Solved – Regression: why test normality of overall residuals, instead of residuals conditional on $\hat{y}$

assumptionsregression

I understand that in linear regression the errors are assumed to be normally distributed, conditional on the predicted value of $y$. Then we look at the residuals as a kind of proxy for the errors.

It's often recommended to generate output like this: Normal Q-Q plot of unstandardized residual. However, I don't understand what the point is of obtaining the residual for each data point and mashing that together in a single plot.

I understand that we are unlikely to have sufficient data points to properly assess whether we have normal residuals at each predicted value of $y$.

However, isn't the question of whether we have normal residuals overall a separate one, and one that doesn't clearly relate to the model assumption of normal residuals at each predicted value of $y$? Couldn't we have normal residuals at each predicted value of $y$, while having overall residuals that were quite non-normal?

Best Answer

Couldn't we have normal residuals at each predicted value of y, while having overall residuals that were quite non-normal?

No -- at least, not under the standard assumption that the variance of the errors is constant.
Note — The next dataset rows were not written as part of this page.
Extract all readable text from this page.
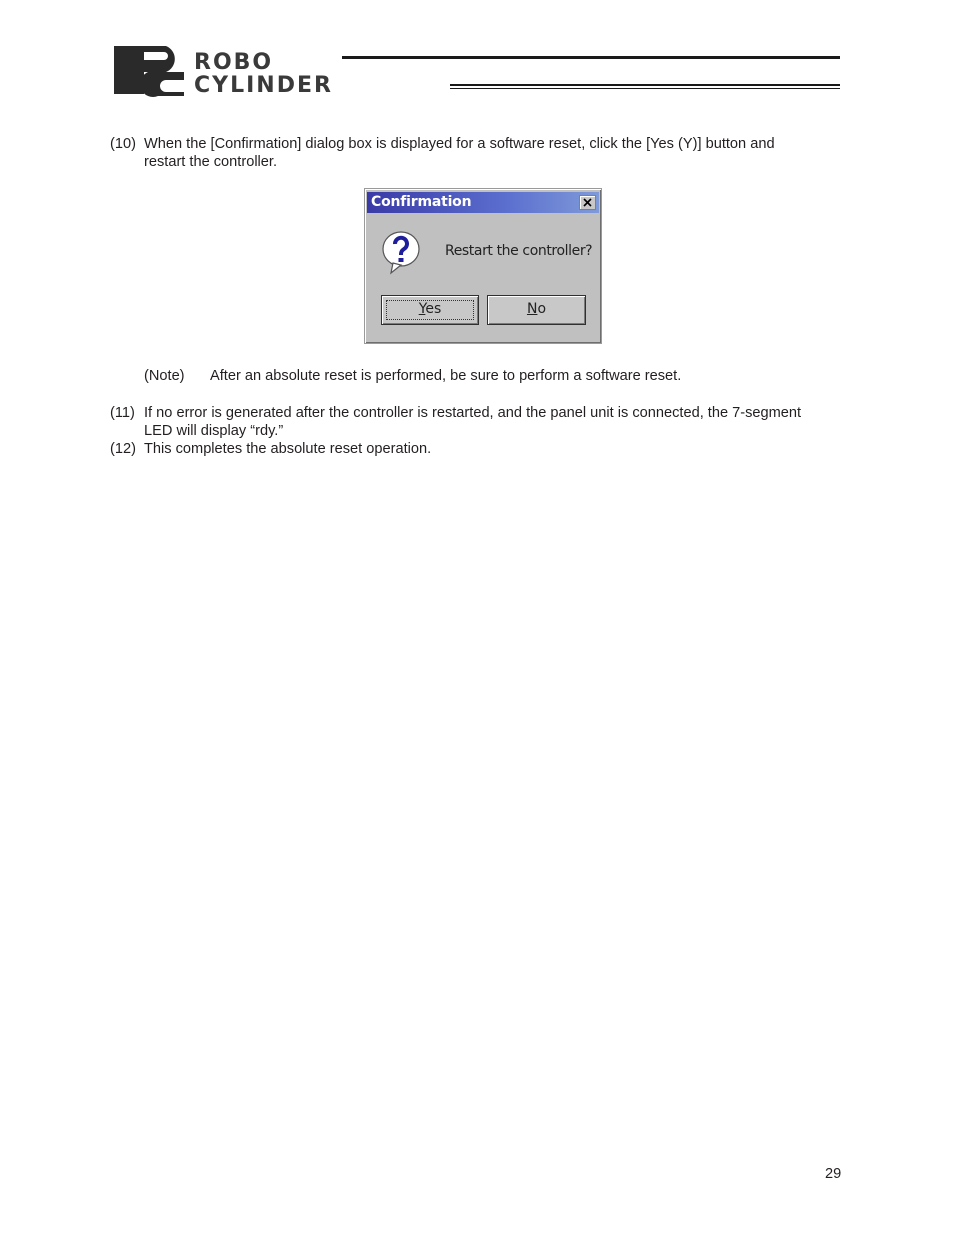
ROBO
CYLINDER
(10) When the [Confirmation] dialog box is displayed for a software reset, click the [Yes (Y)] button and
restart the controller.
Confirmation
Restart the controller?
Yes	No
(Note) After an absolute reset is performed, be sure to perform a software reset.
(11) If no error is generated after the controller is restarted, and the panel unit is connected, the 7-segment
LED will display “rdy.”
(12) This completes the absolute reset operation.
29
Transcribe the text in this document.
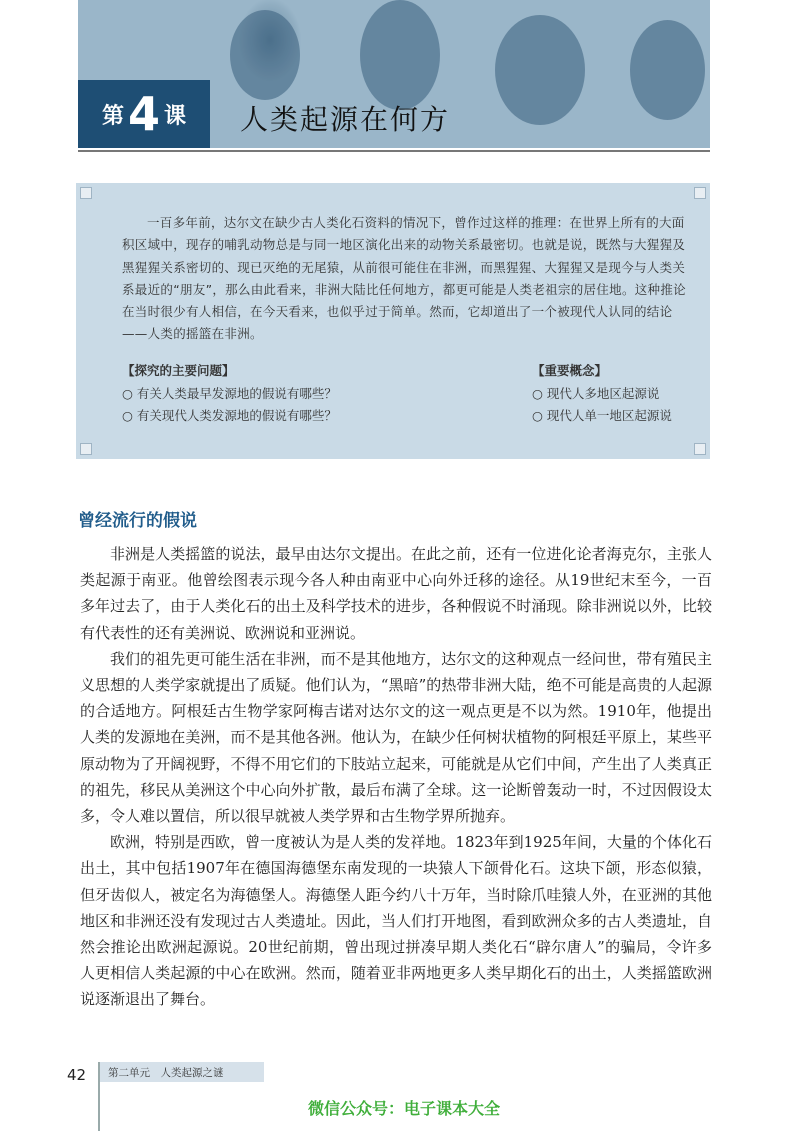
第 4 课 人类起源在何方
一百多年前，达尔文在缺少古人类化石资料的情况下，曾作过这样的推理：在世界上所有的大面积区域中，现存的哺乳动物总是与同一地区演化出来的动物关系最密切。也就是说，既然与大猩猩及黑猩猩关系密切的、现已灭绝的无尾猿，从前很可能住在非洲，而黑猩猩、大猩猩又是现今与人类关系最近的“朋友”，那么由此看来，非洲大陆比任何地方，都更可能是人类老祖宗的居住地。这种推论在当时很少有人相信，在今天看来，也似乎过于简单。然而，它却道出了一个被现代人认同的结论——人类的摇篮在非洲。
【探究的主要问题】
○ 有关人类最早发源地的假说有哪些？
○ 有关现代人类发源地的假说有哪些？
【重要概念】
○ 现代人多地区起源说
○ 现代人单一地区起源说
曾经流行的假说

非洲是人类摇篮的说法，最早由达尔文提出。在此之前，还有一位进化论者海克尔，主张人类起源于南亚。他曾绘图表示现今各人种由南亚中心向外迁移的途径。从19世纪末至今，一百多年过去了，由于人类化石的出土及科学技术的进步，各种假说不时涌现。除非洲说以外，比较有代表性的还有美洲说、欧洲说和亚洲说。

我们的祖先更可能生活在非洲，而不是其他地方，达尔文的这种观点一经问世，带有殖民主义思想的人类学家就提出了质疑。他们认为，“黑暗”的热带非洲大陆，绝不可能是高贵的人起源的合适地方。阿根廷古生物学家阿梅吉诺对达尔文的这一观点更是不以为然。1910年，他提出人类的发源地在美洲，而不是其他各洲。他认为，在缺少任何树状植物的阿根廷平原上，某些平原动物为了开阔视野，不得不用它们的下肢站立起来，可能就是从它们中间，产生出了人类真正的祖先，移民从美洲这个中心向外扩散，最后布满了全球。这一论断曾轰动一时，不过因假设太多，令人难以置信，所以很早就被人类学界和古生物学界所抛弃。

欧洲，特别是西欧，曾一度被认为是人类的发祥地。1823年到1925年间，大量的个体化石出土，其中包括1907年在德国海德堡东南发现的一块猿人下颌骨化石。这块下颌，形态似猿，但牙齿似人，被定名为海德堡人。海德堡人距今约八十万年，当时除爪哇猿人外，在亚洲的其他地区和非洲还没有发现过古人类遗址。因此，当人们打开地图，看到欧洲众多的古人类遗址，自然会推论出欧洲起源说。20世纪前期，曾出现过拼凑早期人类化石“辟尔唐人”的骗局，令许多人更相信人类起源的中心在欧洲。然而，随着亚非两地更多人类早期化石的出土，人类摇篮欧洲说逐渐退出了舞台。

42	第二单元　人类起源之谜
微信公众号：电子课本大全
You can think of the distribution of overall residuals as a mixture of normal distributions (one for each level of $\hat{y}$). By assumption, all of these normal distributions have the same mean (0) and the same variance. Thus, the distribution of this mixture of normals is itself simply a normal distribution.

So from this we can form a little syllogism based on modus tollens: if P then Q; not Q; therefore not P. In this case we have: If the individual distributions given the values of the predictor X are normal (and their variances are equal), then the distribution of the overall residuals is normal. So if we observe that the distribution of overall residuals is apparently not normal, this implies that the distributions given X are not normal with equal variance. Which is a violation of the standard assumptions.

@BigBendRegion points out something in the comments that I think is worth adding to this answer for emphasis. The line of argument I outlined above works for refuting normality, but it cannot be used to confirm normality. That is, if we check the marginal distribution of residuals and see that it does appear normal, this does NOT entail that the residuals conditional on X are normal (see HERE for counterexamples). In terms of the P and Q statements above, observing that Q is true does not entail that P is true. That would be affirming the consequent.